Don Yacktman initiated a position in the low $20s
Janus Capital Group Inc. (JNS) provides investment management services to individual and institutional investors. It operates through its three main subsidiaries: Janus, which focuses on growth-driven equity and fixed-income strategies; INTECH, which offers mathematically driven equity strategies; and Perkins, which focuses on value-driven equity strategies. At the end of June 2011, equity represented 90%, fixed-income 10% and money market funds.
Furthermore, in 2010, Janus had $800 million in debt. It could repay $121 million and has already banked the $92 million it needs to pay off obligations.
Janus recently increased its quarterly dividend to $0.05 per share from $0.01. Also the company plans to use future cash flows to reinvest in the business, repurchase shares and pay down debt as it comes due.
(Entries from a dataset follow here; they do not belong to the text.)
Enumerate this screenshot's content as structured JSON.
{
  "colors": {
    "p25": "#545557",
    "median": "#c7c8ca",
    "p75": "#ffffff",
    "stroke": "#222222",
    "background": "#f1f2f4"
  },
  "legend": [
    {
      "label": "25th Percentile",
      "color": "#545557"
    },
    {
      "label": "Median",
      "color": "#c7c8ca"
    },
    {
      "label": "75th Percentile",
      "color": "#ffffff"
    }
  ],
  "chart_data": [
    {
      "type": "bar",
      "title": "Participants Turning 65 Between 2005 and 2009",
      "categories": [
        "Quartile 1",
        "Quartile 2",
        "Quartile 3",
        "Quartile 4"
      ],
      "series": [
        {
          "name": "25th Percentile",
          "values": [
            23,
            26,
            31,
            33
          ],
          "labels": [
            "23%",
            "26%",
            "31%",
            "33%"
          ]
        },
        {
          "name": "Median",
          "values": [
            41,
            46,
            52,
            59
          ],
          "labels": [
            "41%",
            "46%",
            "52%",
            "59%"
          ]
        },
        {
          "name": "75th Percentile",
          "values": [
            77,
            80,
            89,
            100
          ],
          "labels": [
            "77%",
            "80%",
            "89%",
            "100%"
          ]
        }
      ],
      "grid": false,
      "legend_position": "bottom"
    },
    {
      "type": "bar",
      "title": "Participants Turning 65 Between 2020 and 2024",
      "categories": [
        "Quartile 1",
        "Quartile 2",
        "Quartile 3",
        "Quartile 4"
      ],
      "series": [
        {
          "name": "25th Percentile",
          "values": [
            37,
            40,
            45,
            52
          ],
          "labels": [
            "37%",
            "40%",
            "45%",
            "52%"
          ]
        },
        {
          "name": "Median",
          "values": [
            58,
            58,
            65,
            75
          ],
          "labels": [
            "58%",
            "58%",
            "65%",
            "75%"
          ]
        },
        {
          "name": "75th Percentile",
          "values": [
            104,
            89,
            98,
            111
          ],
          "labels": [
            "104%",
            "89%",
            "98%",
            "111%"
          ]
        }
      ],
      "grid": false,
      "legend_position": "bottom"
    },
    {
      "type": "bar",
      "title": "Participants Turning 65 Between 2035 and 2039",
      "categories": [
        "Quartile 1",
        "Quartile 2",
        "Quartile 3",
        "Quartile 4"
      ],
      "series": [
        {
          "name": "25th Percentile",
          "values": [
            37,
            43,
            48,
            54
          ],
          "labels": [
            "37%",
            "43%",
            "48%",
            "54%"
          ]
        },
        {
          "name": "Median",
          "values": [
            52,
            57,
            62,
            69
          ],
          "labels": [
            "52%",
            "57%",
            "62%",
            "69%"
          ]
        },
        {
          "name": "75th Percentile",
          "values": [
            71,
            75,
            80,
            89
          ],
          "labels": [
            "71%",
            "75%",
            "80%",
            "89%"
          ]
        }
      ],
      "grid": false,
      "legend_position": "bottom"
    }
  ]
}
Yacktman got very interested in JNS when the stock broke the $10s level and initiated a position near that price.
Bank of New York Mellon (BK): BK was the result of the merger of Mellon Financial and Bank of New York. It is one of the world's largest financial services companies and a leader in providing back-office services to other financial firms.
BNY Mellon is financially healthy. As a matter of fact, it is the highest rated U.S. bank and one of the highest rated financial institutions in the world with a AA- rating from S&P.
Yacktman kept buying the stock and started accumulating more shares when BK went to the low $20 level. He is sure that in the current prices, BK is severely undervalued.
C.R. Bard Inc. (BCR) develops and markets medical devices worldwide. Its products include disposables and implantable devices for vascular, urology and oncology procedures.
As of September 2010, the firm held $662 million in cash. The firm issued $750 million in notes in December, bringing its debt total to $900 million. The company can use free cash flow to pay off its debt when due. Meanwhile, the firm will use its cash to fund a repurchase program and dividends.
Yacktman started buying BCR in the first quarter of 2010 and kept buying every quarter. I will pay attention to this company because there must be some specifics that made Yacktman bought the stock even when BCR was in an uptrend.